Привезли в госпиталь. Опять Вязьма. Громаднейший зал, — не знаю, что за здание было, — человек пятьдесят, если не больше, лежит раненых. И тут, смотрю, наши русские девушки. Я одну подозвал: «Русская?» Она говорит: «Русская». Соня Анвайер ее звать. Уже в пятьдесят шестом или пятьдесят седьмом году в Советском комитете ветеранов войны, когда она пришла, я ее сразу узнал. После сорок первого года прошло шестнадцать лет, но я ее сразу узнал. Еврейка, восточного такого типа еврейка. Я говорю: «Соня Анвайер?» Она говорит: «Да». — «Меня не узнаете?» Она говорит: «Нет, не знаю». Ну и я рассказал ей этот случай.
Я подзываю ее и говорю: «Попросите врача, чтобы мне дали снотворное. Я уже несколько ночей не спал, мне спать хочется, не могу уснуть — боли страшные». Врач как раз обходит. Врач накричал на нее, не дал. Когда всех обошел своих, подошел, посмотрел. Я говорю ему: «Таблетен шляфен». Приказал дать. Дали мне снотворное. А на второй день — на перевязку.
Приносят на перевязку, смотрю, в перевязочной знакомая женщина-врач. Где я ее видел? А! У командира сто… забыл, какой дивизии, 20-й армии, когда я командовал 20-й армией. Ну, походная жена, если можно так назвать ее. Красивая женщина. Смотрю, она там работает. Я потом спрашиваю Соню Анвайер: «Почему она в операционных?» Она говорит: «Я вам потом расскажу, что это за женщина». Красивая, интересная женщина. Она, говорит, всех нас, стерва… плохо к нам относилась.
Она мне рассказала, где живут врачи наши, которые в качестве санитаров используются. А рядом было здание кирпичного завода, совершенно неотстроенное: дверей нет, окон нет, пола нет, обнесено только проволокой. Их загнали туда. Раненые кричат, пить хотят, не есть, а хотя бы пить, жажда их мучает. Когда кричать начинают или сильно надоедать, туда бросают гранату, в оконный или дверной проем. Творится там, говорит, что-то невероятное.

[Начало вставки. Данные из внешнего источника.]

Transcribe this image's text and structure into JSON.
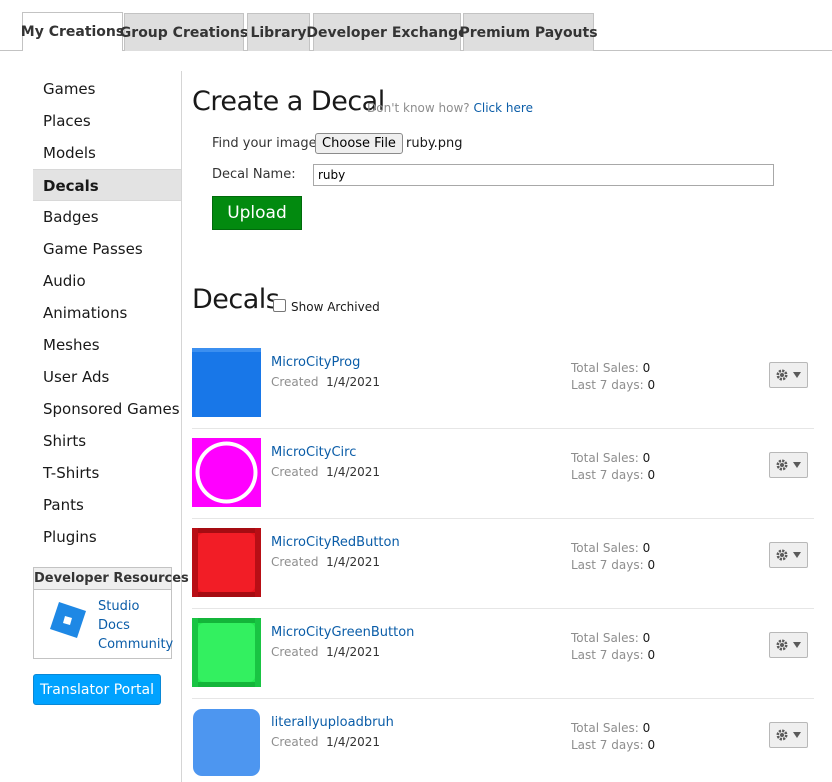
{
  "tabs": [
    {
      "label": "My Creations",
      "active": true
    },
    {
      "label": "Group Creations"
    },
    {
      "label": "Library"
    },
    {
      "label": "Developer Exchange"
    },
    {
      "label": "Premium Payouts"
    }
  ],
  "sidebar": {
    "items": [
      {
        "label": "Games"
      },
      {
        "label": "Places"
      },
      {
        "label": "Models"
      },
      {
        "label": "Decals",
        "active": true
      },
      {
        "label": "Badges"
      },
      {
        "label": "Game Passes"
      },
      {
        "label": "Audio"
      },
      {
        "label": "Animations"
      },
      {
        "label": "Meshes"
      },
      {
        "label": "User Ads"
      },
      {
        "label": "Sponsored Games"
      },
      {
        "label": "Shirts"
      },
      {
        "label": "T-Shirts"
      },
      {
        "label": "Pants"
      },
      {
        "label": "Plugins"
      }
    ],
    "dev_resources": {
      "title": "Developer Resources",
      "links": [
        "Studio",
        "Docs",
        "Community"
      ],
      "logo_icon": "roblox-studio-icon",
      "logo_color": "#1e88e5"
    },
    "translator_label": "Translator Portal"
  },
  "create": {
    "title": "Create a Decal",
    "help_text": "Don't know how?",
    "help_link": "Click here",
    "image_label": "Find your image:",
    "choose_label": "Choose File",
    "file_name": "ruby.png",
    "name_label": "Decal Name:",
    "name_value": "ruby",
    "upload_label": "Upload",
    "upload_color": "#028a0f"
  },
  "decals": {
    "title": "Decals",
    "archived_label": "Show Archived",
    "archived_checked": false,
    "created_label": "Created",
    "total_sales_label": "Total Sales:",
    "last7_label": "Last 7 days:",
    "items": [
      {
        "name": "MicroCityProg",
        "created": "1/4/2021",
        "total_sales": "0",
        "last7": "0",
        "thumb": "blue-square",
        "color": "#1877e8"
      },
      {
        "name": "MicroCityCirc",
        "created": "1/4/2021",
        "total_sales": "0",
        "last7": "0",
        "thumb": "magenta-circle",
        "color": "#ff00ff"
      },
      {
        "name": "MicroCityRedButton",
        "created": "1/4/2021",
        "total_sales": "0",
        "last7": "0",
        "thumb": "red-button",
        "color": "#e8121b"
      },
      {
        "name": "MicroCityGreenButton",
        "created": "1/4/2021",
        "total_sales": "0",
        "last7": "0",
        "thumb": "green-button",
        "color": "#22e84f"
      },
      {
        "name": "literallyuploadbruh",
        "created": "1/4/2021",
        "total_sales": "0",
        "last7": "0",
        "thumb": "blue-rounded-square",
        "color": "#4d96f0"
      }
    ]
  }
}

К. М.Это наш госпиталь такой остался?
М. Ф.Нет, не госпиталь. Это наших раненых забирали, отвозили и вот здесь их поместили.
К. М.А помощь какая медицинская?
М. Ф.Никакой.
К. М.И наших врачей не пускали?
М. Ф.Никаких. Вот так они там и валялись. Я говорю: «Что же там делается то?» Она говорит: «Вы себе представить не можете. Мало этого, и женщины там же, вместе все».
На третий день приходят санитары, укладывают меня, дают одеяла. Надо сказать, что дали мне много одеял, укутали меня. Одеял, наверно, пять. Знаете, тонкие немецкие шерстяные одеяла. Укутали меня и понесли. Положили в пятитонную машину. Один я и несколько солдат в этой пятитонной машине. И эта машина по Минскому шоссе на Смоленск гнала из Вязьмы. Бешеная скорость. Я вот так вот подпрыгивал. Я сначала кричал: «Камрад, камрад, тише!» Машина все равно не обращала внимания и катилась.
К. М.А немецкие солдаты тоже раненые были?
М. Ф.Нет, здоровые ехали.
Единственно, чего я хотел — это потерять сознание, потому что боли были невероятные. Жуткие боли были.
Приезжают в Смоленск. Это было ночью уже. В пять или в шесть госпиталей возили — нигде русского генерала не принимают. Нигде! Наконец приехали куда-то. Слышу, русская речь. К своим, значит, попал. Я понял, что это, видимо, лагерь для военнопленных.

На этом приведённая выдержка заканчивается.